For cyclists in more extreme winter environments, the new Z1 is compatible with a Lazer Aeroshell, which snaps on over the helmet, blocking the vents to retain warmth. It also improves aerodynamics for those in the “aero is everything” camp.
Another differentiating feature is the Lazer Advanced RollSys. It’s a thumbwheel mounted on the upward-facing aspect of the rear of the helmet that controls the tension on the circumferential fit system.
It was easy to find and use while riding, but I never had an issue with the more common BOA dial on a rear retention strap. But the higher mounting point of the Advanced RollSys keeps the rear retention strap area clearer for ponytails.
Another noticeable feature, or rather lack thereof, is the omission of buckles at the retention strap junctions. Lazer instead stitches the Y-junctures, eliminating the need for buckles. I appreciated that plastic buckles weren’t rubbing against my sensitive skin.
Sustainability of the Lazer M1 KinetiCore
Lazer’s KinetiCore boasts another advantage over other methods of mitigating rotational forces. The lack of a slip liner, or any other additional layer outside of the EPS, keeps additional plastic or other synthetic material out of the landfill at the end of the helmet’s usable lifespan. The same applies to the lack of retention strap juncture buckles.
Lazer also uses recycled antimicrobial material for the retention straps on the M1 KinetiCore.
Fit Notes on the M1 KinetiCore
I’ve always fit into large cycling helmets, and the same goes for all the Lazer lids I’ve tested. But the Z1 fit differently. It still has a general shape that fit my oval-ish noggin well, just like other Lazers.
But I was on the small side for the large Z1. It still fit snugly and very comfortably, but even with the Advanced RollSys at the tightest setting, I still wanted more tension on the fit system it controlled.
I reached out to Lazer staffers and they surmised that for the Z1, I’m straddling the medium and large sizes. If you’re on the smaller side of large, I suggest trying one on at a local retailer to ensure correct sizing.
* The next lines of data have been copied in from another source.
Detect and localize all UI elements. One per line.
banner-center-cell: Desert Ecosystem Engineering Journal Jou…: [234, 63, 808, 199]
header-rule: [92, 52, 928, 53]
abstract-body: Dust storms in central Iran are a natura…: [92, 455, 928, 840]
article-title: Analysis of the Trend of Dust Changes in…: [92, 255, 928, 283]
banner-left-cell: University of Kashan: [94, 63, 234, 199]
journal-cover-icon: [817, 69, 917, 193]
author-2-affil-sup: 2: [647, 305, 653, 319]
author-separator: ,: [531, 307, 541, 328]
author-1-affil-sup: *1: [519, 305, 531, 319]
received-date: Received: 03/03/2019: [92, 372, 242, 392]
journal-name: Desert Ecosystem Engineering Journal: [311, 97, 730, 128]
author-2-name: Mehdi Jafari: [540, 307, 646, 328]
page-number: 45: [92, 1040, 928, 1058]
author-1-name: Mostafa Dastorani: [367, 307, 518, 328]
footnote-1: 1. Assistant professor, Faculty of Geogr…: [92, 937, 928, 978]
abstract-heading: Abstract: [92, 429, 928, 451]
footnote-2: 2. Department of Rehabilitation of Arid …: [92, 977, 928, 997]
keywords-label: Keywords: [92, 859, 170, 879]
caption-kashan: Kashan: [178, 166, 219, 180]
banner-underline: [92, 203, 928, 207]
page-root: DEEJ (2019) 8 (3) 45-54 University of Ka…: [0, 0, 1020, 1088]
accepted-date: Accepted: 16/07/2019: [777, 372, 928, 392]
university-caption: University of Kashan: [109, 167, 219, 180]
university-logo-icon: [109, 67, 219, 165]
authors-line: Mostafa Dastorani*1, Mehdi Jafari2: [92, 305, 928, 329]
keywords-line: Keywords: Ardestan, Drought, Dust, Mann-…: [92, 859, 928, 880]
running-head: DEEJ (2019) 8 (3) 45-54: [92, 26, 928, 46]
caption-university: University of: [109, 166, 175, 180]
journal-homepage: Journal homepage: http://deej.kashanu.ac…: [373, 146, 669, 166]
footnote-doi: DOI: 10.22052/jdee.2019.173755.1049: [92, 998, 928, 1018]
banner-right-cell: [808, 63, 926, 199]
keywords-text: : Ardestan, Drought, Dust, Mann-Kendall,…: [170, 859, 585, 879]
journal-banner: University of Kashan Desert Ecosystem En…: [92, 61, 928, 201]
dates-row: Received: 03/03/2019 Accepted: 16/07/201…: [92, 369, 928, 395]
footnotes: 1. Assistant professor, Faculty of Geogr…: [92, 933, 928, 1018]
Lazer is sending out a medium for me to test. I’ll update this review if I find anything of significance outside of these fit notes.
With today’s niche cycling product offerings, it’s hard to pin a generalist. But the Lazer Z1 KinetiCore proved to be just that for me. I am sure I’ll be grabbing this helmet often for road, gravel, and CX-style mountain biking. It was a combination of light weight, excellent ventilation, and good fit (outside of the RollSys note above) that made it an easy choice.
And everyone who saw the helmet in my short testing period commented on how good the Lazer Z1 KinetiCore looked. And I agreed. It doesn’t have the aero helmet look that I have grown to despise.
The Z1 also doesn’t have a weird, idiosyncratic visual cue that I’ve found in the last round of helmets I’ve tried. It just looks like a fast, modern, sleek helmet. And Lazer offers the Z1 in six different hues, from loud to subdued to cater to an array of tastes. I really liked the Metallic Red finish of my sample.
Lazer offers the M1 KinetiCore in small, medium, and large sizes. The MSRP is $280, putting the pricing well within the bounds of today’s upper-echelon road helmets.